The patience of the EU negotiators is surely akin to that of Job. They must be longing for No Deal, just to get rid of Perfidious Albion.
That is a real non-sequitur. The question is how long has the owner of that boat been fishing in UK waters. Community only comes into it if the boats are owned by the community as a legal entity.
from Article 50
I assume this is why they have been talking all year
You assume wrong. The Article 50 process concluded with the withdrawal agreement and the UK leaving the EU. The accompanying political declaration included an intent to pursue a trade deal. The EU has been negotiating because it considers a trade deal to be economically advantageous; the UK has apparently been pretending to negotiate because it sees blaming the EU for the economic fallout of no deal to be politically advantageous.
The irony is all the greater in that back in the day, the UK joined the 'Common Market' because it believed it to be economically rather than politically advantageous (and, I believe, never grasped the political nature of the 'European Project', which I also believe is one of the underlying causes of Brexit).
Exactly - and because the UK thought it could dominate the EEC (as it was the called) just as it had the EFTA group. It did not then consider itself to be part of Europe, and the Brexit campaign in the referendum showed that was still the case 40 or so years later.

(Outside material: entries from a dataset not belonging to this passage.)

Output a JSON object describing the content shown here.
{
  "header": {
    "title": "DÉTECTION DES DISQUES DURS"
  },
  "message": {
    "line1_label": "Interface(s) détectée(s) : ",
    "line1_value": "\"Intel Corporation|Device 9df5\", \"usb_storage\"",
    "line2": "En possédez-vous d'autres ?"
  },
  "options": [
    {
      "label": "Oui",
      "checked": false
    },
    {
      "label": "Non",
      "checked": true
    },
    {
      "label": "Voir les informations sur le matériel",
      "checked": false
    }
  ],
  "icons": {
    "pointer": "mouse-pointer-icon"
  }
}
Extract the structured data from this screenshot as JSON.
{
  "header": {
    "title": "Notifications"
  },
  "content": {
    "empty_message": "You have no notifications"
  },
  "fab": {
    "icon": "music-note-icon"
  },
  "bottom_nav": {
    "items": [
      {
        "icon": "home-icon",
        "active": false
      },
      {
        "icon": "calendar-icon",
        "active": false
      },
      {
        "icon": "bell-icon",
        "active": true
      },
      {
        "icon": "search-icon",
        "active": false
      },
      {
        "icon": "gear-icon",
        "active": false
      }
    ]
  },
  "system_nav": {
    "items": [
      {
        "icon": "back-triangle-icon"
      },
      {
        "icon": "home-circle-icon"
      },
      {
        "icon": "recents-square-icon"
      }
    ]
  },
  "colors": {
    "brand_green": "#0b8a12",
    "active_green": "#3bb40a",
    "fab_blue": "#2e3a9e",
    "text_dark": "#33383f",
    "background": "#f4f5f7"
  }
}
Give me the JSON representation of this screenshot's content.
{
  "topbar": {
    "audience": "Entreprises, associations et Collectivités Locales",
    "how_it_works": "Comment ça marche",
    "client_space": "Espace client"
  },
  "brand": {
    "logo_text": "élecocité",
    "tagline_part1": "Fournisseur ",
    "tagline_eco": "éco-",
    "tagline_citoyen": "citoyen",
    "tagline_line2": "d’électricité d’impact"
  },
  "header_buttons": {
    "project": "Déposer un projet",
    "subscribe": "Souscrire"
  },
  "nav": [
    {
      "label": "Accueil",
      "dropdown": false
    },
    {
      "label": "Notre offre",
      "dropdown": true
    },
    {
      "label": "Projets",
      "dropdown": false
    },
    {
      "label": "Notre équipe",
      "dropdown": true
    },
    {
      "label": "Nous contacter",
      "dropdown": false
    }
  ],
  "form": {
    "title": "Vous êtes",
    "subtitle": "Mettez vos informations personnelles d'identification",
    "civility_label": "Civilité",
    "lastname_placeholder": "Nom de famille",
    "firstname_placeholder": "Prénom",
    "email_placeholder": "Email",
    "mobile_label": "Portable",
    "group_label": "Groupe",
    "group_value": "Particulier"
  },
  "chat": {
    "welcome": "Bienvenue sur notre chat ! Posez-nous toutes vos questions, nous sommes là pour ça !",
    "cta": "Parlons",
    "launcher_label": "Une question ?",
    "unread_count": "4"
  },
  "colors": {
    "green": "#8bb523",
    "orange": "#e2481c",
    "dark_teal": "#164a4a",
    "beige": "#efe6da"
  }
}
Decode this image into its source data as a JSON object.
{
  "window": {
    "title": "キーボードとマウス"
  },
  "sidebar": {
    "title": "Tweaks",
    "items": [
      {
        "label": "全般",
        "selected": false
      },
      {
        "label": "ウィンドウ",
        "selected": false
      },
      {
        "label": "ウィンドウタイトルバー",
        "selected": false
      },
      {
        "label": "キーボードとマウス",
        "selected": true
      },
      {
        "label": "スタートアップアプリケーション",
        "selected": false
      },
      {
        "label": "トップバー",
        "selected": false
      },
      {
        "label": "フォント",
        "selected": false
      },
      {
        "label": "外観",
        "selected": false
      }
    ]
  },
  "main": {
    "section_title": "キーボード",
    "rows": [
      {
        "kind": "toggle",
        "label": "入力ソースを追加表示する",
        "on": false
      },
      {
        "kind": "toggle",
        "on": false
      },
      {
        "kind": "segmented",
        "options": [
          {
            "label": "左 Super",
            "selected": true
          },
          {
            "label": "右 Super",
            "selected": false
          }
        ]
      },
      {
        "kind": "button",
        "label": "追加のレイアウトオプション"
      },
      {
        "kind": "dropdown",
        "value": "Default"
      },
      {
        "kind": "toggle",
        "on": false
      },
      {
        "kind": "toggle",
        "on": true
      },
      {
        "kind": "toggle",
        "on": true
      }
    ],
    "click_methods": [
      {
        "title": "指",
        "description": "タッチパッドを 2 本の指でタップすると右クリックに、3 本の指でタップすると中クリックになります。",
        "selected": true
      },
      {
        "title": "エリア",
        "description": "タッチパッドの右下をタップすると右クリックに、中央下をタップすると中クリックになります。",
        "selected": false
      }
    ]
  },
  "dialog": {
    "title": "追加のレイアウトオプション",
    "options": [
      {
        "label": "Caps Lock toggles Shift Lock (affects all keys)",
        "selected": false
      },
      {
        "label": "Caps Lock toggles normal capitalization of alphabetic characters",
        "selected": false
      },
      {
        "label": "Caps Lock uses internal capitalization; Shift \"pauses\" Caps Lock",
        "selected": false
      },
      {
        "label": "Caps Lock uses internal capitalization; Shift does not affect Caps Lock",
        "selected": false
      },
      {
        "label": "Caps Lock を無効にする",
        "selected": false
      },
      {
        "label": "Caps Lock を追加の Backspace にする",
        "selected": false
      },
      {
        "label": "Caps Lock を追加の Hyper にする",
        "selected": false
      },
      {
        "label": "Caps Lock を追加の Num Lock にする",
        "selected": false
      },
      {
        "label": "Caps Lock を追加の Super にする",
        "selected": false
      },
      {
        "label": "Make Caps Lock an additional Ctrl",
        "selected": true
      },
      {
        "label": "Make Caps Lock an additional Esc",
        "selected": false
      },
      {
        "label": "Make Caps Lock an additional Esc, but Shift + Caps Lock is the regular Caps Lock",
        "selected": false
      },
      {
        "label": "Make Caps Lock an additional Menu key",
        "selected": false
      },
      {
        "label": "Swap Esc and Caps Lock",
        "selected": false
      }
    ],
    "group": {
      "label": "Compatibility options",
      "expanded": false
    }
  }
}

I have the sense that Leave saw the vision of Monet and Schuman, and didn't like it, whereas Remain tried to pretend everything was purely economic until it was too late.
I expect you're right - I was (sort of) expressing some sympathy for them, engaged in such an unenviable task as trying to talk sense to England...
The 3 points you make are all very true.
The principle of communal rights in a resource has been undermined over history, in particular by the various enclosure acts, but under common law theory I believe it is still valid.
(In any case, the community is comprised of the owners of the boats and their heirs and those industries and traders that resource them.)